Back in August, when then Japanese prime minister Fumio Kishida announced his resignation, I noted that his replacement would “presumably lead the party into the next election, due in the latter part of next year.” But in fact the election is to be held in just two and a half weeks, on 27 October.
There’s nothing unusual about an early Japanese election; only two parliaments this century have run for their full four years. But it’s usually for political reasons rather than parliamentary necessity, and this year’s poll is no exception. The new prime minister and Liberal Democratic Party leader, Shigeru Ishiba, decided that he wanted a mandate in his own right and, hoping to catch the opposition off guard, announced the election last week, formalised by the dissolution of parliament yesterday.
Ishiba won the LDP leadership election against eight other contenders, a record. In some ways he fits the usual mold of the party’s leaders: he has spent a long career in politics (he’s now 67) and has been a candidate for the leadership multiple times (although not on the previous occasion, when Kishida was elected in 2021). But he’s also seen as something of a liberal and even a maverick by LDP standards; he is apparently more popular with the membership at large than with his parliamentary colleagues.
The leadership election was a simple two-round affair, in which MPs’ votes were equally weighted with those of rank-and-file members. Shinjirō Koizumi, the son of a former prime minister, topped the poll among MPs but did poorly with the membership; instead they preferred hardline conservative Sanae Takaichi (making her second attempt at the job) and, just one vote behind, Ishiba.

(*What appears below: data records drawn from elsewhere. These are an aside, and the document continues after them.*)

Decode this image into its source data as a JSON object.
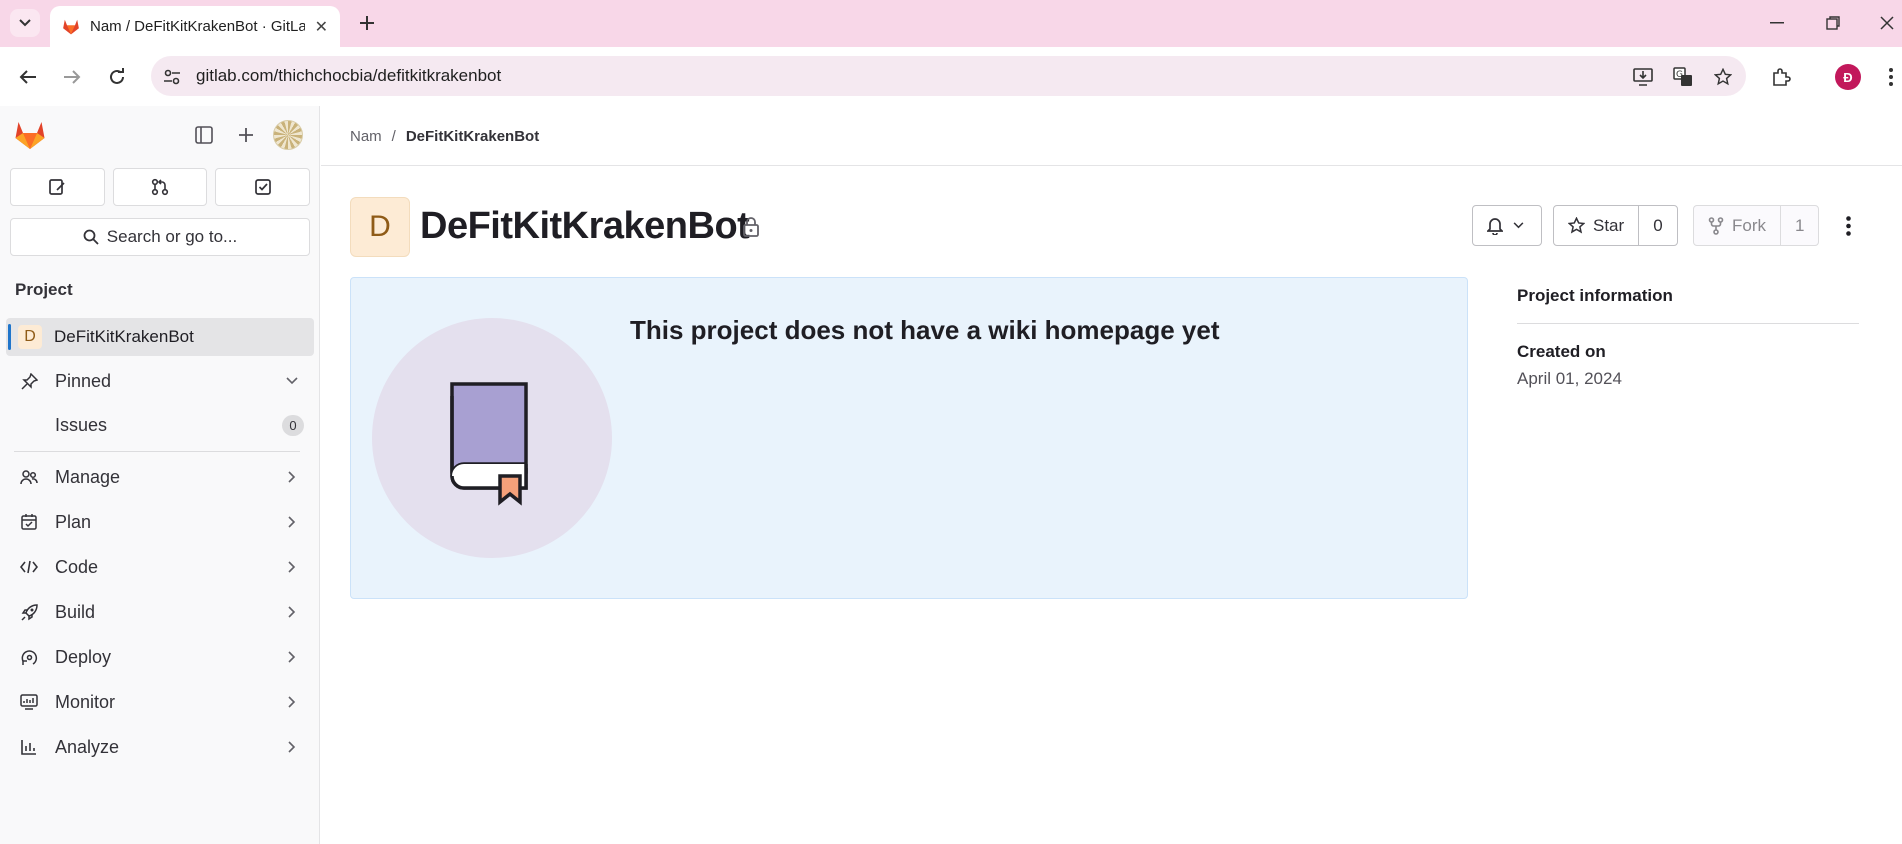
{
  "browser": {
    "tab_title": "Nam / DeFitKitKrakenBot · GitLab",
    "url": "gitlab.com/thichchocbia/defitkitkrakenbot",
    "profile_initial": "Đ"
  },
  "sidebar": {
    "search_placeholder": "Search or go to...",
    "section_title": "Project",
    "project": {
      "avatar_letter": "D",
      "name": "DeFitKitKrakenBot"
    },
    "pinned_label": "Pinned",
    "pinned_items": [
      {
        "label": "Issues",
        "count": "0"
      }
    ],
    "nav_items": [
      {
        "label": "Manage",
        "icon": "users-icon"
      },
      {
        "label": "Plan",
        "icon": "planning-icon"
      },
      {
        "label": "Code",
        "icon": "code-icon"
      },
      {
        "label": "Build",
        "icon": "rocket-icon"
      },
      {
        "label": "Deploy",
        "icon": "deployments-icon"
      },
      {
        "label": "Monitor",
        "icon": "monitor-icon"
      },
      {
        "label": "Analyze",
        "icon": "chart-icon"
      }
    ]
  },
  "breadcrumbs": [
    "Nam",
    "/",
    "DeFitKitKrakenBot"
  ],
  "project_header": {
    "avatar_letter": "D",
    "title": "DeFitKitKrakenBot",
    "star_label": "Star",
    "star_count": "0",
    "fork_label": "Fork",
    "fork_count": "1"
  },
  "wiki": {
    "empty_title": "This project does not have a wiki homepage yet"
  },
  "project_info": {
    "heading": "Project information",
    "created_label": "Created on",
    "created_value": "April 01, 2024"
  },
  "colors": {
    "accent": "#1f75cb",
    "tabbar": "#f8d7e8",
    "empty_state_bg": "#e9f3fc"
  }
}
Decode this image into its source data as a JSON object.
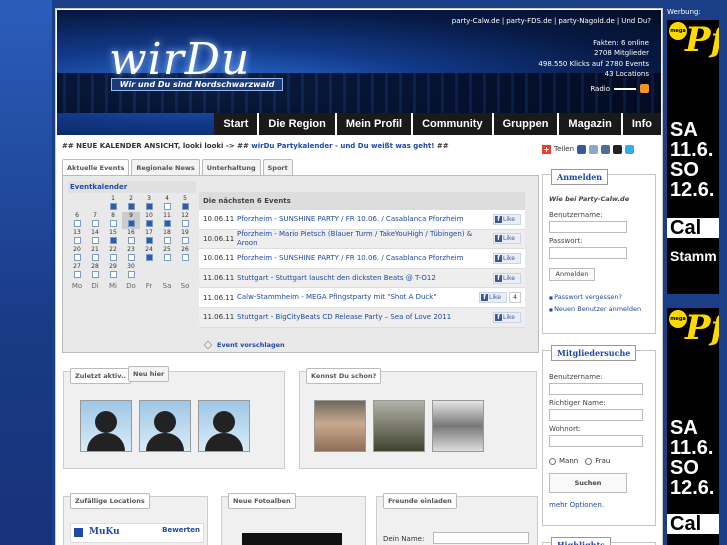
{
  "header": {
    "logo_text": "wirDu",
    "tagline": "Wir und Du sind Nordschwarzwald",
    "toplinks": [
      "party-Calw.de",
      "party-FDS.de",
      "party-Nagold.de",
      "Und Du?"
    ],
    "stats": [
      "Fakten: 6 online",
      "2708 Mitglieder",
      "498.550 Klicks auf 2780 Events",
      "43 Locations"
    ],
    "radio": "Radio"
  },
  "nav": [
    "Start",
    "Die Region",
    "Mein Profil",
    "Community",
    "Gruppen",
    "Magazin",
    "Info"
  ],
  "news": {
    "prefix": "## NEUE KALENDER ANSICHT, looki looki -> ## ",
    "highlight": "wirDu Partykalender - und Du weißt was geht!",
    "suffix": " ##"
  },
  "tabs": [
    "Aktuelle Events",
    "Regionale News",
    "Unterhaltung",
    "Sport"
  ],
  "calendar": {
    "title": "Eventkalender",
    "weeks": [
      [
        {
          "d": "",
          "m": ""
        },
        {
          "d": "",
          "m": ""
        },
        {
          "d": "1",
          "m": "f"
        },
        {
          "d": "2",
          "m": "f"
        },
        {
          "d": "3",
          "m": "f"
        },
        {
          "d": "4",
          "m": "e"
        },
        {
          "d": "5",
          "m": "f"
        }
      ],
      [
        {
          "d": "6",
          "m": "e"
        },
        {
          "d": "7",
          "m": "e"
        },
        {
          "d": "8",
          "m": "e"
        },
        {
          "d": "9",
          "m": "f",
          "today": true
        },
        {
          "d": "10",
          "m": "f"
        },
        {
          "d": "11",
          "m": "f"
        },
        {
          "d": "12",
          "m": "e"
        }
      ],
      [
        {
          "d": "13",
          "m": "e"
        },
        {
          "d": "14",
          "m": "e"
        },
        {
          "d": "15",
          "m": "f"
        },
        {
          "d": "16",
          "m": "e"
        },
        {
          "d": "17",
          "m": "f"
        },
        {
          "d": "18",
          "m": "e"
        },
        {
          "d": "19",
          "m": "e"
        }
      ],
      [
        {
          "d": "20",
          "m": "e"
        },
        {
          "d": "21",
          "m": "e"
        },
        {
          "d": "22",
          "m": "e"
        },
        {
          "d": "23",
          "m": "e"
        },
        {
          "d": "24",
          "m": "f"
        },
        {
          "d": "25",
          "m": "e"
        },
        {
          "d": "26",
          "m": "e"
        }
      ],
      [
        {
          "d": "27",
          "m": "e"
        },
        {
          "d": "28",
          "m": "e"
        },
        {
          "d": "29",
          "m": "e"
        },
        {
          "d": "30",
          "m": "e"
        },
        {
          "d": "",
          "m": ""
        },
        {
          "d": "",
          "m": ""
        },
        {
          "d": "",
          "m": ""
        }
      ]
    ],
    "days": [
      "Mo",
      "Di",
      "Mi",
      "Do",
      "Fr",
      "Sa",
      "So"
    ]
  },
  "events": {
    "heading": "Die nächsten 6 Events",
    "like_label": "Like",
    "rows": [
      {
        "date": "10.06.11",
        "text": "Pforzheim - SUNSHINE PARTY / FR 10.06. / Casablanca Pforzheim",
        "count": ""
      },
      {
        "date": "10.06.11",
        "text": "Pforzheim - Mario Pietsch (Blauer Turm / TakeYouHigh / Tübingen) & Aroon",
        "count": ""
      },
      {
        "date": "10.06.11",
        "text": "Pforzheim - SUNSHINE PARTY / FR 10.06. / Casablanca Pforzheim",
        "count": ""
      },
      {
        "date": "11.06.11",
        "text": "Stuttgart - Stuttgart lauscht den dicksten Beats @ T-O12",
        "count": ""
      },
      {
        "date": "11.06.11",
        "text": "Calw-Stammheim - MEGA Pfingstparty mit \"Shot A Duck\"",
        "count": "4"
      },
      {
        "date": "11.06.11",
        "text": "Stuttgart - BigCityBeats CD Release Party – Sea of Love 2011",
        "count": ""
      }
    ],
    "suggest": "Event vorschlagen"
  },
  "community": {
    "tab_recent": "Zuletzt aktiv..",
    "tab_new": "Neu hier",
    "tab_known": "Kennst Du schon?"
  },
  "bottom": {
    "locations_title": "Zufällige Locations",
    "location_name": "MuKu",
    "rate": "Bewerten",
    "albums_title": "Neue Fotoalben",
    "invite_title": "Freunde einladen",
    "your_name": "Dein Name:"
  },
  "sidebar": {
    "share": "Teilen",
    "login_title": "Anmelden",
    "login_sub": "Wie bei Party-Calw.de",
    "username": "Benutzername:",
    "password": "Passwort:",
    "login_btn": "Anmelden",
    "forgot": "Passwort vergessen?",
    "register": "Neuen Benutzer anmelden",
    "search_title": "Mitgliedersuche",
    "s_username": "Benutzername:",
    "realname": "Richtiger Name:",
    "city": "Wohnort:",
    "male": "Mann",
    "female": "Frau",
    "search_btn": "Suchen",
    "more": "mehr Optionen.",
    "highlights": "Highlights"
  },
  "ads": {
    "label": "Werbung:",
    "mega": "mega",
    "pf": "Pf",
    "date1": "SA 11.6.",
    "date2": "SO 12.6.",
    "cal": "Cal",
    "stamm": "Stamm"
  }
}
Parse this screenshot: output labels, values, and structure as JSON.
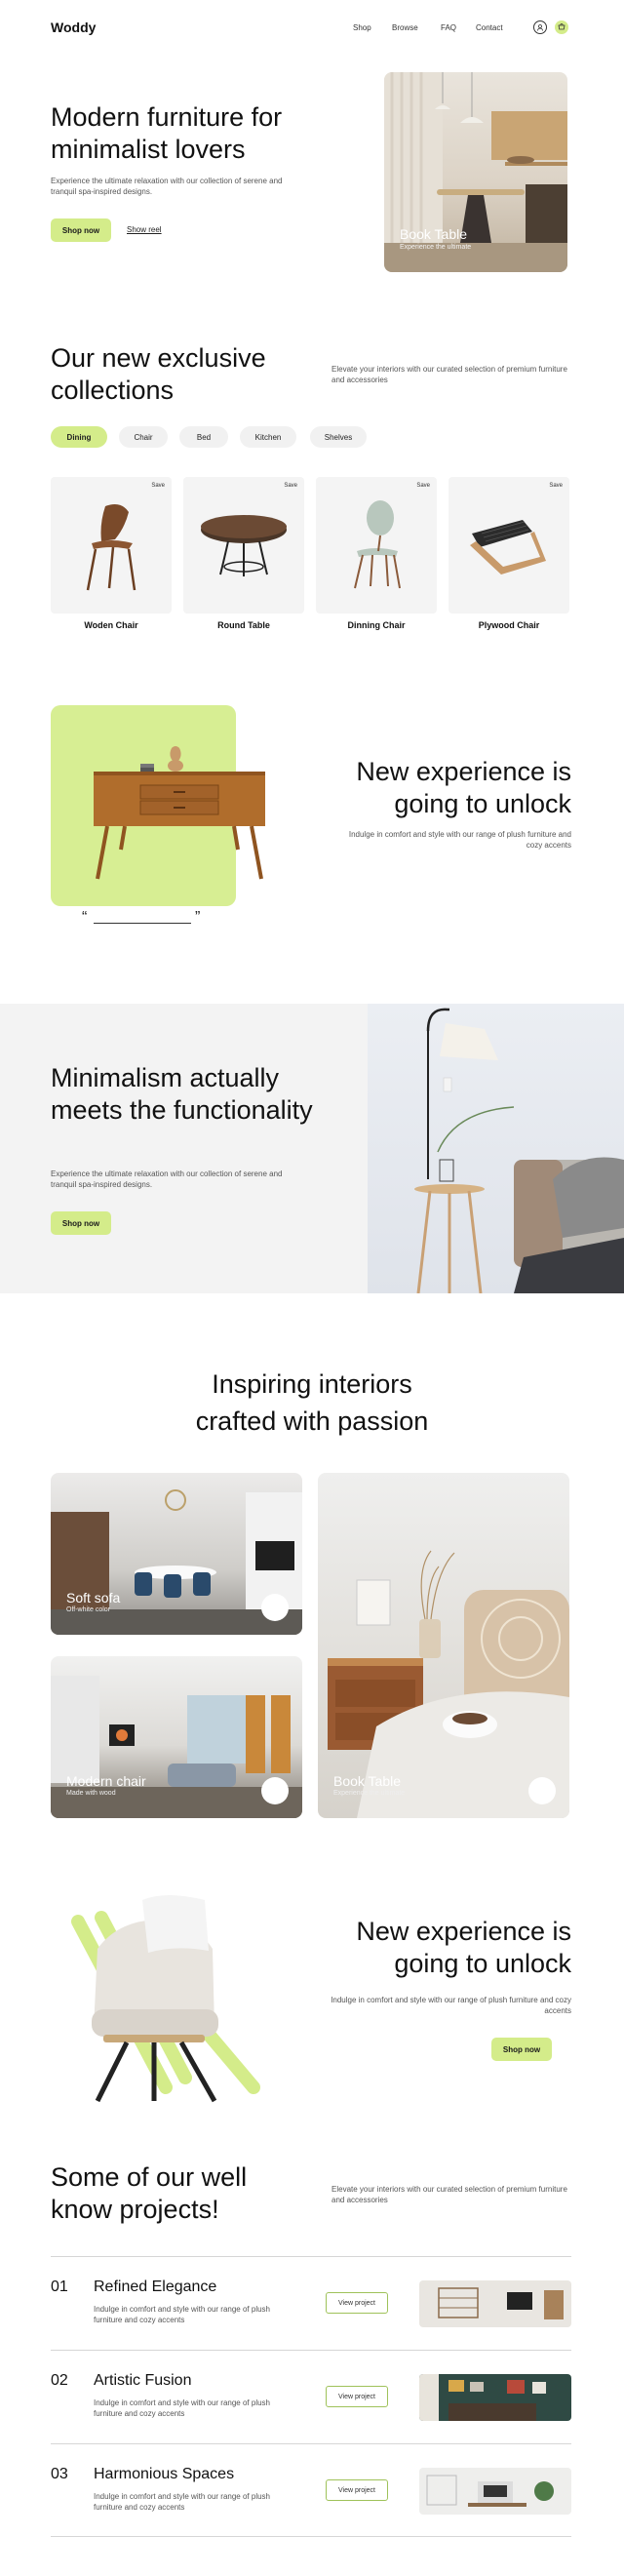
{
  "nav": {
    "logo": "Woddy",
    "links": [
      "Shop",
      "Browse",
      "FAQ",
      "Contact"
    ],
    "icons": [
      "user-icon",
      "cart-icon"
    ]
  },
  "hero": {
    "title": "Modern furniture for minimalist lovers",
    "desc": "Experience the ultimate relaxation with our collection of serene and tranquil spa-inspired designs.",
    "shop_label": "Shop now",
    "reel_label": "Show reel",
    "image_title": "Book Table",
    "image_sub": "Experience the ultimate"
  },
  "collections": {
    "title": "Our  new exclusive collections",
    "desc": "Elevate your interiors with our curated selection of premium furniture and accessories",
    "filters": [
      "Dining",
      "Chair",
      "Bed",
      "Kitchen",
      "Shelves"
    ],
    "active_filter": "Dining",
    "products": [
      {
        "name": "Woden Chair",
        "save": "Save"
      },
      {
        "name": "Round Table",
        "save": "Save"
      },
      {
        "name": "Dinning Chair",
        "save": "Save"
      },
      {
        "name": "Plywood Chair",
        "save": "Save"
      }
    ]
  },
  "experience1": {
    "title": "New experience is going to unlock",
    "desc": "Indulge in comfort and style with our range of plush furniture and cozy accents",
    "quote_open": "“",
    "quote_close": "”"
  },
  "minimalism": {
    "title": "Minimalism actually meets the functionality",
    "desc": "Experience the ultimate relaxation with our collection of serene and tranquil spa-inspired designs.",
    "shop_label": "Shop now"
  },
  "inspiring": {
    "title": "Inspiring interiors crafted with passion",
    "cards": [
      {
        "title": "Soft sofa",
        "sub": "Off-white color"
      },
      {
        "title": "Modern chair",
        "sub": "Made with wood"
      },
      {
        "title": "Book Table",
        "sub": "Experience the ultimate"
      }
    ]
  },
  "experience2": {
    "title": "New experience is going to unlock",
    "desc": "Indulge in comfort and style with our range of plush furniture and cozy accents",
    "shop_label": "Shop now"
  },
  "projects": {
    "title": "Some of our well know projects!",
    "desc": "Elevate your interiors with our curated selection of premium furniture and accessories",
    "view_label": "View project",
    "items": [
      {
        "num": "01",
        "title": "Refined Elegance",
        "desc": "Indulge in comfort and style with our range of plush furniture and cozy accents"
      },
      {
        "num": "02",
        "title": "Artistic Fusion",
        "desc": "Indulge in comfort and style with our range of plush furniture and cozy accents"
      },
      {
        "num": "03",
        "title": "Harmonious Spaces",
        "desc": "Indulge in comfort and style with our range of plush furniture and cozy accents"
      }
    ]
  },
  "colors": {
    "accent": "#d4ec8a",
    "grey_bg": "#f3f3f3"
  }
}
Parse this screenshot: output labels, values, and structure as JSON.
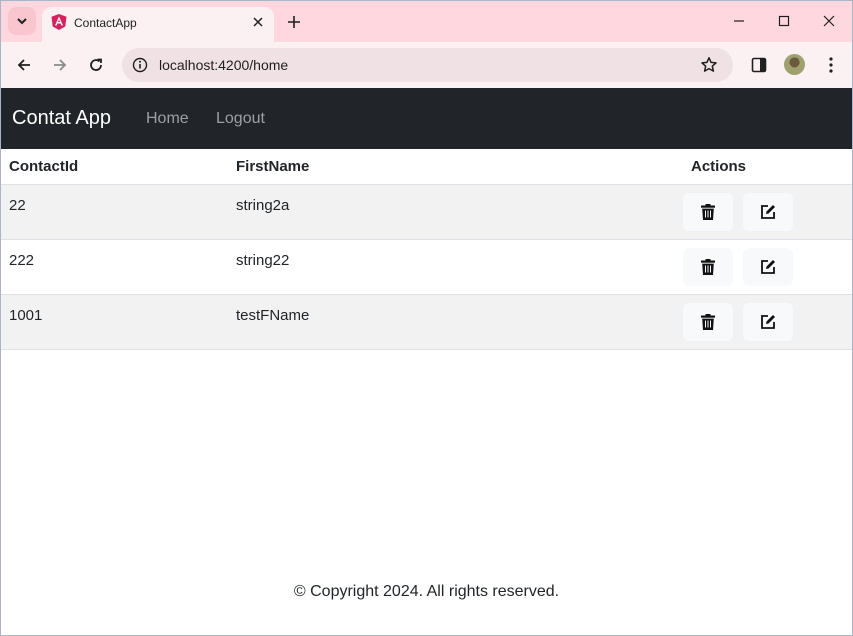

He then prevailed in the runoff, 215 to 194, despite the fact that MPs’ votes are more heavily weighted at that stage; it looks as if the bulk of centrist opinion within the party rallied to him to stop Takaichi. (Official results are here, in Japanese; I used Google translate to interpret them.) Since then, however, he has shifted to the right to try to placate the party’s conservatives.
In contrast to the complex internal politics of the LDP, winning the election will probably be fairly straightforward. The LDP was badly tarnished by a series of scandals under Kishida’s leadership, but that has failed to translate into much of an improvement for the opposition. Opinion polls consistently show the LDP with something approaching half the vote, well up on its 2021 score of 34.7%, plus another few points for its coalition partner, Komeito.
The LDP has two other big advantages. Its opposition is divided, primarily between the centre-left Constitutional Democratic Party and the right-wing Japan Innovation Party, or Ishin; last time they won 96 and 41 seats respectively against the LDP’s 261. And secondly it is greatly benefited by the electoral system: the majority of seats come from single-member districts, which are malapportioned to favor rural areas. (My preview of the 2021 election explains more.)
But while an LDP majority is overwhelmingly likely, that doesn’t guarantee Ishiba a full term. Like his predecessors, his big priority will be to keep control of his own party.